This animation popped up in my Twitter feed awhile back, and I just stumbled across it again, and it kind of put a (pulp) bee in my bonnet for an alternative to standard Avangions.
IMHO Athasian dragons are cool as all heck, but avangions are these weird mothman / nightgaunt / bat things that never really did anything for me. My first impulse was just to keep them mechanically the same, while looking more like dragons.
But the image here inspires another take: Dragons are the manifestation of trying to center power in the self and in physical existence forever. But what if avangions are the antithesis of this: The idea that power can be greater when it’s shared across all life, that physical existence isn’t everything and there’s a path to immortality of a sort through a sort of interconnected, distributed or holistic existence. Almost, but not quite becoming a Spirit of the Land.
Does anyone else have any alternate takes on avangions?
I don’t have alternate takes, but I sympathize with your reservations regarding avangions being less obviously badass. So instead I’ll simply explain how I reconciled my own views regarding the glowing buggers.
First off I’ve found the varying stages of avangions have a great deal of appeal in their own right, although I tend to take some creative liberties with their precise appearance I generally follow the following guidelines: The early stages can resemble more otherworldly or divine equivalents of humans which has plenty of fun in its own right, but get an avangion around halfway, advanced enough for working wings but still usable arms and they are weird combinations of angels with the greys or glowing energy bugs. The idea of something that is angelic while extremely alien at the same time has a lot of appeal to me. But I never really needed to reconcile myself with how I saw the earlier stages, its once they lost their arms I grew less impressed.
So with the later stages I saw them as these glowing layers upon layers of brilliant energy wings and found that to be honest it makes them come off as bizarre deities more than anything else. Sure they don’t seem physically dangerous but they are clearly otherworldly beings of immense power. The appeal I saw in avangions is less they become progressively more monstrous and more that they became progressively more alien and divine.

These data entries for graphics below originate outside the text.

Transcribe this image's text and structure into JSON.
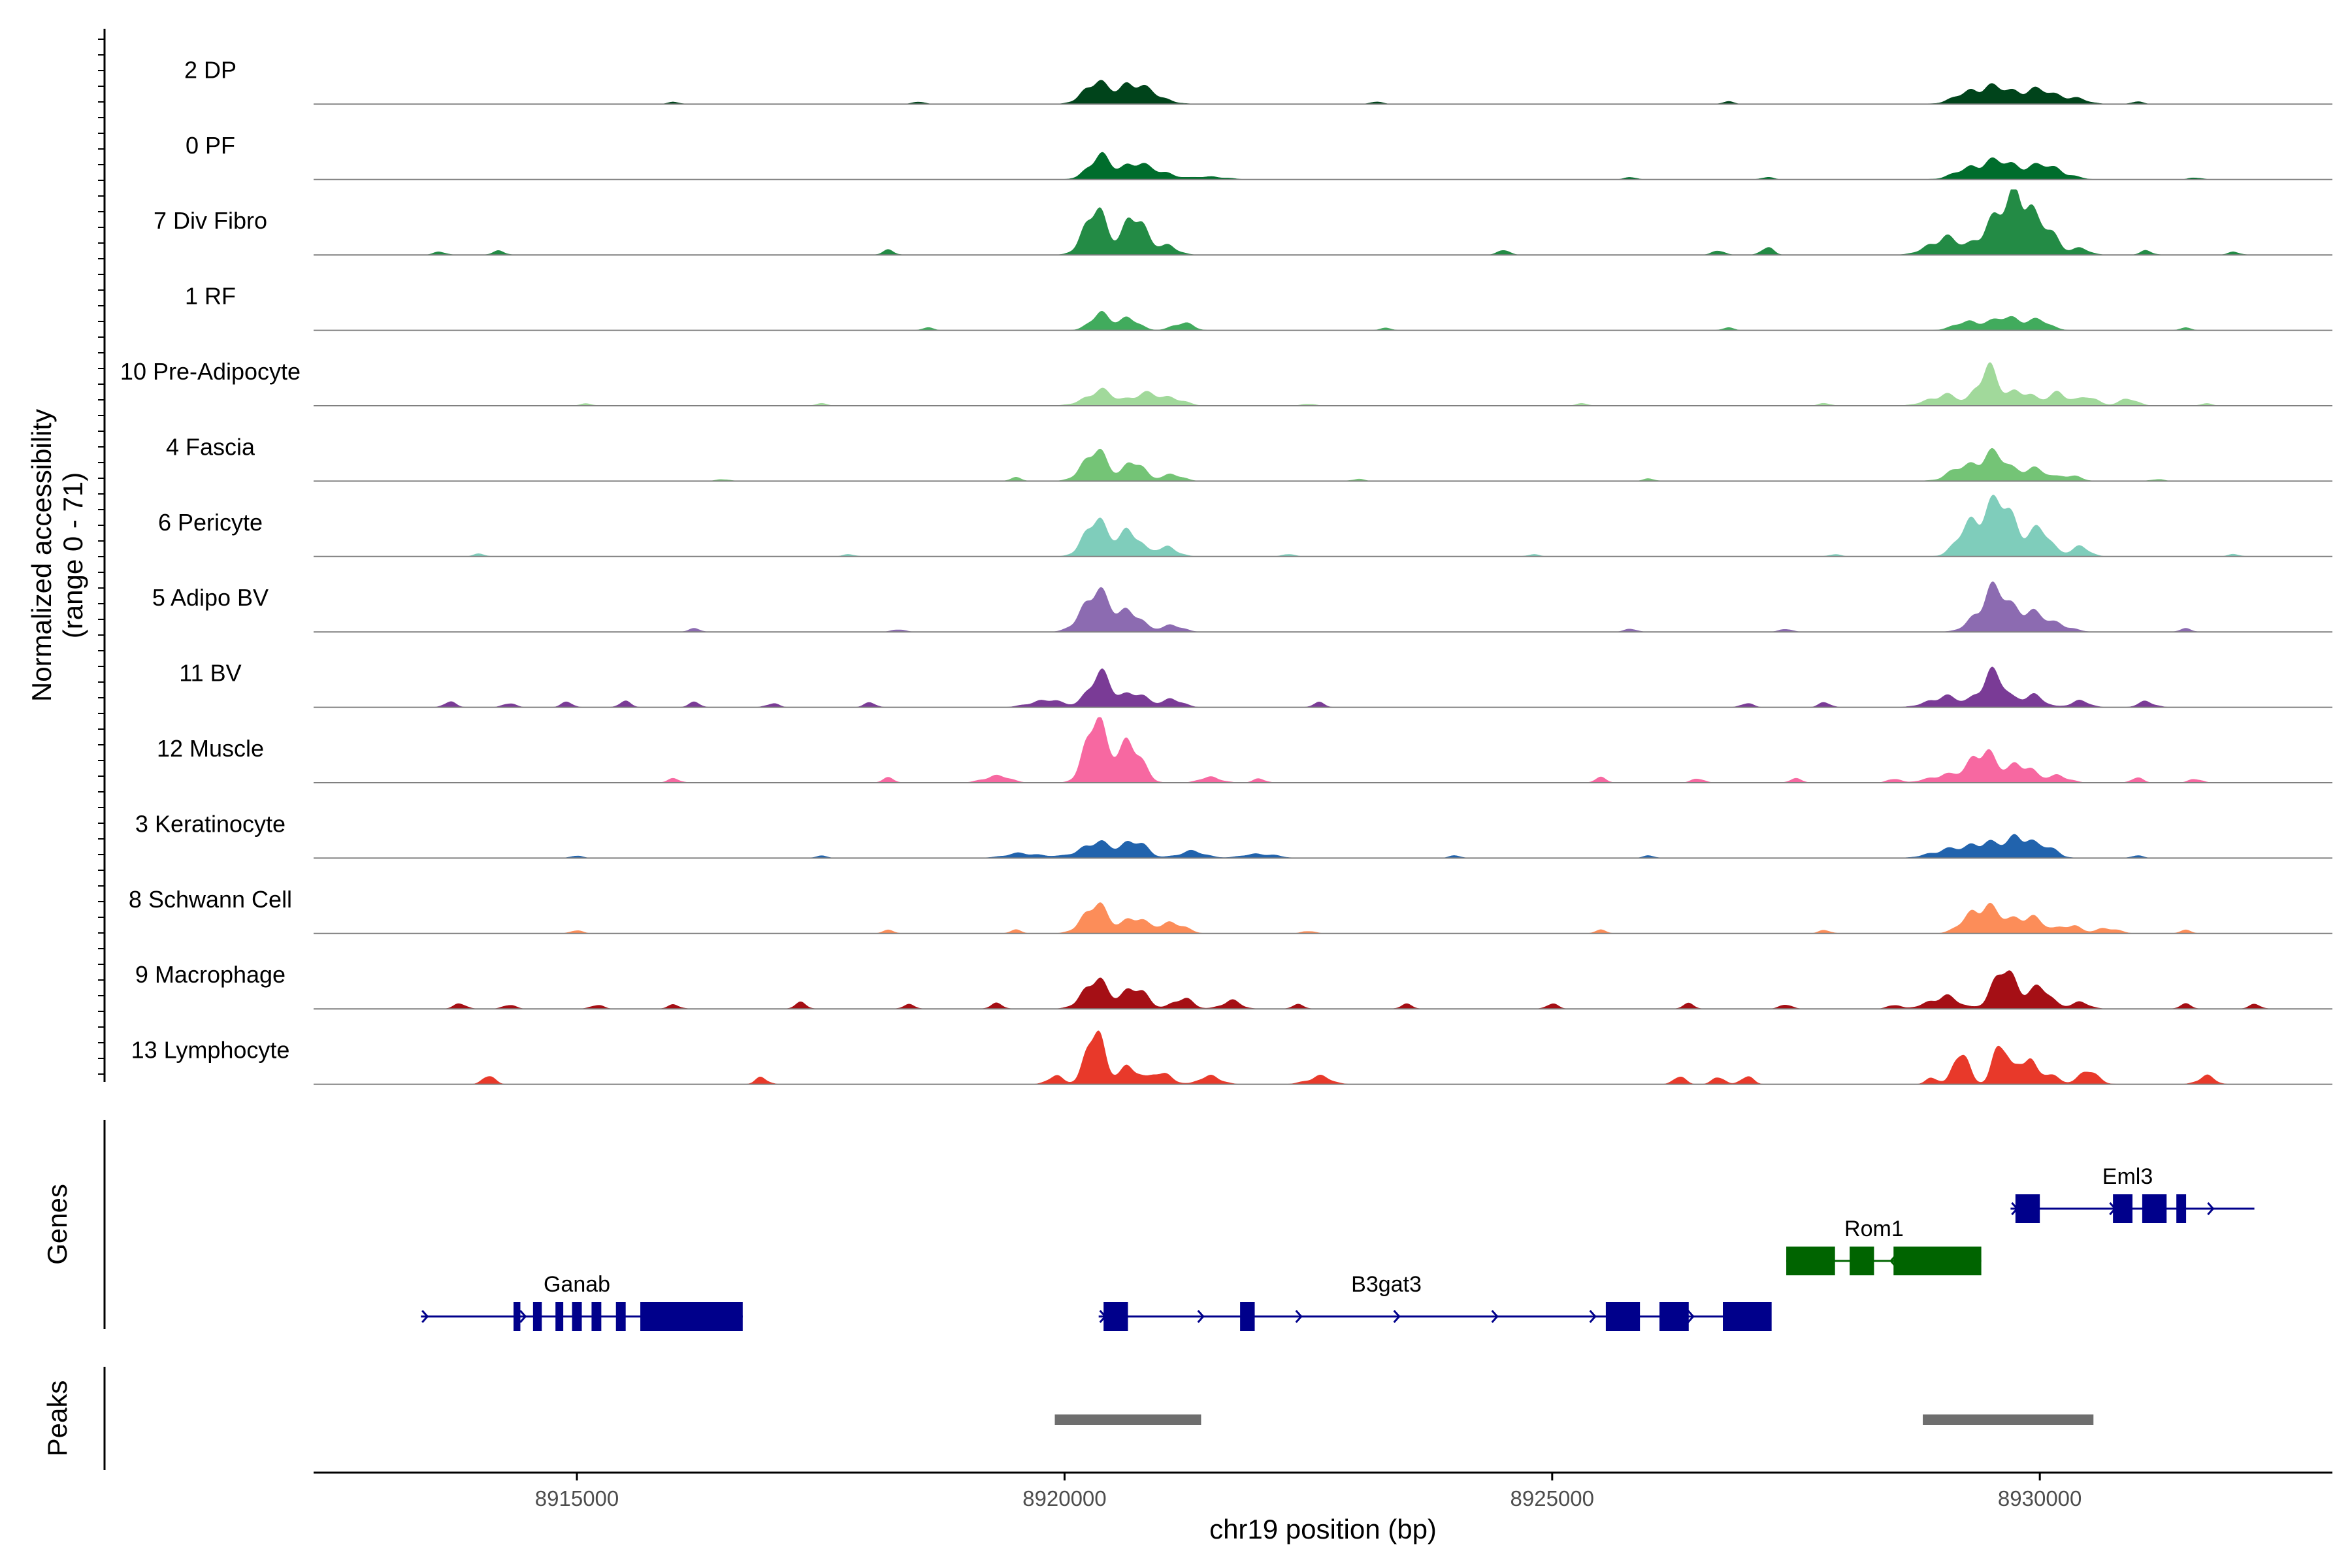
{
  "chart_data": {
    "type": "area",
    "title": "",
    "ylabel_line1": "Normalized accessibility",
    "ylabel_line2": "(range 0 - 71)",
    "yrange": [
      0,
      71
    ],
    "xlabel": "chr19 position (bp)",
    "xlim": [
      8912300,
      8933000
    ],
    "xticks": [
      8915000,
      8920000,
      8925000,
      8930000
    ],
    "xtick_labels": [
      "8915000",
      "8920000",
      "8925000",
      "8930000"
    ],
    "tracks": [
      {
        "name": "2 DP",
        "color": "#00441b",
        "peaks": [
          [
            8920300,
            14,
            120
          ],
          [
            8920650,
            13,
            120
          ],
          [
            8920900,
            6,
            150
          ],
          [
            8929400,
            11,
            200
          ],
          [
            8929900,
            9,
            200
          ],
          [
            8930300,
            4,
            150
          ]
        ],
        "noise": [
          [
            8916000,
            1.5
          ],
          [
            8918500,
            1.5
          ],
          [
            8923200,
            1.5
          ],
          [
            8926800,
            1.5
          ],
          [
            8931000,
            1.5
          ]
        ]
      },
      {
        "name": "0 PF",
        "color": "#006d2c",
        "peaks": [
          [
            8920350,
            14,
            120
          ],
          [
            8920700,
            11,
            120
          ],
          [
            8921000,
            5,
            130
          ],
          [
            8921500,
            2,
            150
          ],
          [
            8929400,
            10,
            200
          ],
          [
            8929800,
            8,
            200
          ],
          [
            8930150,
            6,
            150
          ]
        ],
        "noise": [
          [
            8925800,
            1.5
          ],
          [
            8927200,
            1.5
          ],
          [
            8931600,
            1.5
          ]
        ]
      },
      {
        "name": "7 Div Fibro",
        "color": "#238b45",
        "peaks": [
          [
            8920300,
            30,
            110
          ],
          [
            8920700,
            28,
            110
          ],
          [
            8921050,
            7,
            100
          ],
          [
            8929000,
            11,
            150
          ],
          [
            8929500,
            19,
            150
          ],
          [
            8929800,
            44,
            120
          ],
          [
            8930100,
            14,
            100
          ],
          [
            8930400,
            4,
            100
          ]
        ],
        "noise": [
          [
            8913600,
            2
          ],
          [
            8914200,
            3
          ],
          [
            8918200,
            3
          ],
          [
            8924500,
            3
          ],
          [
            8926700,
            3
          ],
          [
            8927200,
            5
          ],
          [
            8931100,
            3
          ],
          [
            8932000,
            2
          ]
        ]
      },
      {
        "name": "1 RF",
        "color": "#41ab5d",
        "peaks": [
          [
            8920350,
            10,
            100
          ],
          [
            8920650,
            9,
            100
          ],
          [
            8921200,
            5,
            100
          ],
          [
            8929300,
            6,
            150
          ],
          [
            8929700,
            8,
            150
          ],
          [
            8930000,
            5,
            120
          ]
        ],
        "noise": [
          [
            8918600,
            1.5
          ],
          [
            8923300,
            1.5
          ],
          [
            8926800,
            1.5
          ],
          [
            8931500,
            1.5
          ]
        ]
      },
      {
        "name": "10 Pre-Adipocyte",
        "color": "#a1d99b",
        "peaks": [
          [
            8920350,
            9,
            150
          ],
          [
            8920800,
            7,
            150
          ],
          [
            8921100,
            5,
            120
          ],
          [
            8929000,
            7,
            150
          ],
          [
            8929450,
            25,
            100
          ],
          [
            8929800,
            11,
            120
          ],
          [
            8930200,
            9,
            100
          ],
          [
            8930500,
            5,
            100
          ],
          [
            8930900,
            4,
            100
          ]
        ],
        "noise": [
          [
            8915100,
            1.5
          ],
          [
            8917500,
            1.5
          ],
          [
            8922500,
            1.5
          ],
          [
            8925300,
            1.5
          ],
          [
            8927800,
            1.5
          ],
          [
            8931700,
            1.5
          ]
        ]
      },
      {
        "name": "4 Fascia",
        "color": "#74c476",
        "peaks": [
          [
            8920300,
            20,
            120
          ],
          [
            8920700,
            14,
            100
          ],
          [
            8921100,
            5,
            100
          ],
          [
            8929200,
            7,
            150
          ],
          [
            8929500,
            16,
            150
          ],
          [
            8929900,
            8,
            150
          ],
          [
            8930300,
            4,
            100
          ]
        ],
        "noise": [
          [
            8916500,
            1.5
          ],
          [
            8919500,
            2
          ],
          [
            8923000,
            1.5
          ],
          [
            8926000,
            1.5
          ],
          [
            8931200,
            1.5
          ]
        ]
      },
      {
        "name": "6 Pericyte",
        "color": "#7fcdbb",
        "peaks": [
          [
            8920300,
            24,
            110
          ],
          [
            8920650,
            19,
            110
          ],
          [
            8921050,
            7,
            100
          ],
          [
            8929350,
            26,
            150
          ],
          [
            8929650,
            28,
            140
          ],
          [
            8930000,
            15,
            120
          ],
          [
            8930400,
            6,
            100
          ]
        ],
        "noise": [
          [
            8914000,
            1.5
          ],
          [
            8917800,
            1.5
          ],
          [
            8922300,
            1.5
          ],
          [
            8924800,
            1.5
          ],
          [
            8927900,
            1.5
          ],
          [
            8932000,
            1.5
          ]
        ]
      },
      {
        "name": "5 Adipo BV",
        "color": "#8c6bb1",
        "peaks": [
          [
            8920300,
            26,
            130
          ],
          [
            8920650,
            15,
            120
          ],
          [
            8921100,
            5,
            100
          ],
          [
            8929500,
            25,
            150
          ],
          [
            8929850,
            14,
            150
          ],
          [
            8930200,
            5,
            120
          ]
        ],
        "noise": [
          [
            8916200,
            2
          ],
          [
            8918300,
            2
          ],
          [
            8925800,
            2
          ],
          [
            8927400,
            2
          ],
          [
            8931500,
            2
          ]
        ]
      },
      {
        "name": "11 BV",
        "color": "#7a3b96",
        "peaks": [
          [
            8919800,
            5,
            150
          ],
          [
            8920350,
            20,
            120
          ],
          [
            8920700,
            10,
            120
          ],
          [
            8921100,
            6,
            100
          ],
          [
            8929000,
            7,
            150
          ],
          [
            8929500,
            21,
            130
          ],
          [
            8929900,
            8,
            120
          ],
          [
            8930400,
            4,
            100
          ],
          [
            8931100,
            4,
            80
          ]
        ],
        "noise": [
          [
            8913700,
            4
          ],
          [
            8914300,
            3
          ],
          [
            8914900,
            3
          ],
          [
            8915500,
            4
          ],
          [
            8916200,
            3
          ],
          [
            8917000,
            3
          ],
          [
            8918000,
            3
          ],
          [
            8922600,
            3
          ],
          [
            8927000,
            3
          ],
          [
            8927800,
            3
          ]
        ]
      },
      {
        "name": "12 Muscle",
        "color": "#f768a1",
        "peaks": [
          [
            8919300,
            5,
            120
          ],
          [
            8920300,
            42,
            100
          ],
          [
            8920650,
            30,
            120
          ],
          [
            8921500,
            4,
            100
          ],
          [
            8929000,
            5,
            150
          ],
          [
            8929400,
            23,
            120
          ],
          [
            8929800,
            14,
            120
          ],
          [
            8930200,
            5,
            100
          ]
        ],
        "noise": [
          [
            8916000,
            3
          ],
          [
            8918200,
            3
          ],
          [
            8922000,
            3
          ],
          [
            8925500,
            3
          ],
          [
            8926500,
            3
          ],
          [
            8927500,
            3
          ],
          [
            8928500,
            3
          ],
          [
            8931000,
            3
          ],
          [
            8931600,
            3
          ]
        ]
      },
      {
        "name": "3 Keratinocyte",
        "color": "#2163ad",
        "peaks": [
          [
            8919600,
            3,
            200
          ],
          [
            8920300,
            10,
            150
          ],
          [
            8920700,
            12,
            120
          ],
          [
            8921300,
            4,
            150
          ],
          [
            8922000,
            3,
            150
          ],
          [
            8929000,
            5,
            150
          ],
          [
            8929400,
            11,
            150
          ],
          [
            8929800,
            16,
            120
          ],
          [
            8930100,
            6,
            100
          ]
        ],
        "noise": [
          [
            8915000,
            1.5
          ],
          [
            8917500,
            1.5
          ],
          [
            8924000,
            1.5
          ],
          [
            8926000,
            1.5
          ],
          [
            8931000,
            1.5
          ]
        ]
      },
      {
        "name": "8 Schwann Cell",
        "color": "#fc8d59",
        "peaks": [
          [
            8920300,
            19,
            120
          ],
          [
            8920700,
            11,
            120
          ],
          [
            8921100,
            8,
            120
          ],
          [
            8929400,
            19,
            150
          ],
          [
            8929850,
            12,
            150
          ],
          [
            8930300,
            6,
            100
          ],
          [
            8930700,
            4,
            100
          ]
        ],
        "noise": [
          [
            8915000,
            2
          ],
          [
            8918200,
            2
          ],
          [
            8919500,
            2
          ],
          [
            8922500,
            2
          ],
          [
            8925500,
            2
          ],
          [
            8927800,
            2
          ],
          [
            8931500,
            2
          ]
        ]
      },
      {
        "name": "9 Macrophage",
        "color": "#a50f15",
        "peaks": [
          [
            8920300,
            19,
            120
          ],
          [
            8920700,
            15,
            120
          ],
          [
            8921200,
            7,
            100
          ],
          [
            8921700,
            5,
            100
          ],
          [
            8929000,
            8,
            150
          ],
          [
            8929650,
            24,
            130
          ],
          [
            8930000,
            12,
            120
          ],
          [
            8930400,
            4,
            100
          ]
        ],
        "noise": [
          [
            8913800,
            4
          ],
          [
            8914300,
            3
          ],
          [
            8915200,
            3
          ],
          [
            8916000,
            3
          ],
          [
            8917300,
            4
          ],
          [
            8918400,
            3
          ],
          [
            8919300,
            4
          ],
          [
            8922400,
            3
          ],
          [
            8923500,
            3
          ],
          [
            8925000,
            3
          ],
          [
            8926400,
            3
          ],
          [
            8927400,
            3
          ],
          [
            8928500,
            3
          ],
          [
            8931500,
            3
          ],
          [
            8932200,
            3
          ]
        ]
      },
      {
        "name": "13 Lymphocyte",
        "color": "#e8392a",
        "peaks": [
          [
            8919900,
            5,
            80
          ],
          [
            8920300,
            36,
            90
          ],
          [
            8920650,
            13,
            100
          ],
          [
            8921000,
            8,
            100
          ],
          [
            8921500,
            6,
            100
          ],
          [
            8922600,
            5,
            120
          ],
          [
            8929200,
            20,
            80
          ],
          [
            8929600,
            24,
            80
          ],
          [
            8929850,
            20,
            80
          ],
          [
            8930100,
            6,
            100
          ],
          [
            8930500,
            8,
            100
          ],
          [
            8931700,
            6,
            80
          ]
        ],
        "noise": [
          [
            8914100,
            6
          ],
          [
            8916900,
            5
          ],
          [
            8926300,
            5
          ],
          [
            8926700,
            5
          ],
          [
            8927000,
            6
          ],
          [
            8928900,
            5
          ]
        ]
      }
    ],
    "genes": [
      {
        "name": "Ganab",
        "color": "#00008b",
        "strand": "+",
        "start": 8913400,
        "end": 8916700,
        "label_x": 8915000,
        "row": 0,
        "exons": [
          [
            8914350,
            8914420
          ],
          [
            8914550,
            8914640
          ],
          [
            8914780,
            8914860
          ],
          [
            8914950,
            8915050
          ],
          [
            8915150,
            8915250
          ],
          [
            8915400,
            8915500
          ],
          [
            8915650,
            8916700
          ]
        ]
      },
      {
        "name": "B3gat3",
        "color": "#00008b",
        "strand": "+",
        "start": 8920350,
        "end": 8927200,
        "label_x": 8923300,
        "row": 0,
        "exons": [
          [
            8920400,
            8920650
          ],
          [
            8921800,
            8921950
          ],
          [
            8925550,
            8925900
          ],
          [
            8926100,
            8926400
          ],
          [
            8926750,
            8927250
          ]
        ]
      },
      {
        "name": "Rom1",
        "color": "#006400",
        "strand": "-",
        "start": 8927400,
        "end": 8929400,
        "label_x": 8928300,
        "row": 1,
        "exons": [
          [
            8927400,
            8927900
          ],
          [
            8928050,
            8928300
          ],
          [
            8928500,
            8929400
          ]
        ]
      },
      {
        "name": "Eml3",
        "color": "#00008b",
        "strand": "+",
        "start": 8929700,
        "end": 8932200,
        "label_x": 8930900,
        "row": 2,
        "exons": [
          [
            8929750,
            8930000
          ],
          [
            8930750,
            8930950
          ],
          [
            8931050,
            8931300
          ],
          [
            8931400,
            8931500
          ]
        ]
      }
    ],
    "peaks_track": [
      [
        8919900,
        8921400
      ],
      [
        8928800,
        8930550
      ]
    ],
    "peak_color": "#6e6e6e",
    "panel_labels": {
      "genes": "Genes",
      "peaks": "Peaks"
    }
  }
}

Now Athas has no gods, or living ones depending on the version you’re playing. Avangions aren’t gods either and don’t have templar (unless another region beyond Tyr has avangion god kings ruling the populace) aside from Aronis. However taking Avangions in a more angelic/divine direction and playing them up as flawed as the Greek pantheon made them quite appealing to me.
When I was young, I pictured Avangon as a product of forced evolution.
For few groups - the Athas aren’t dying world, but is world in stage of transformation, evolution or mutation. New species are more and more insectoid, reptile and mixed types + rising value and frequency of psionism. With time, material pressure on species will be more and more strange. This, mixed with growth of psionic, can make to realization idea “mind over body”. Reductionism of mattery etc.
And this also would be genetic source of hatred from and for dragons. Dragons are relic of past. Avangions are product from future. But candidates on Avangion-transformation are mentally connected with past; those mages want repaired world to similar stage like in Green Era. This is core internal conflict, therefore Avangons have relational small efficity to repair of old ecosystem.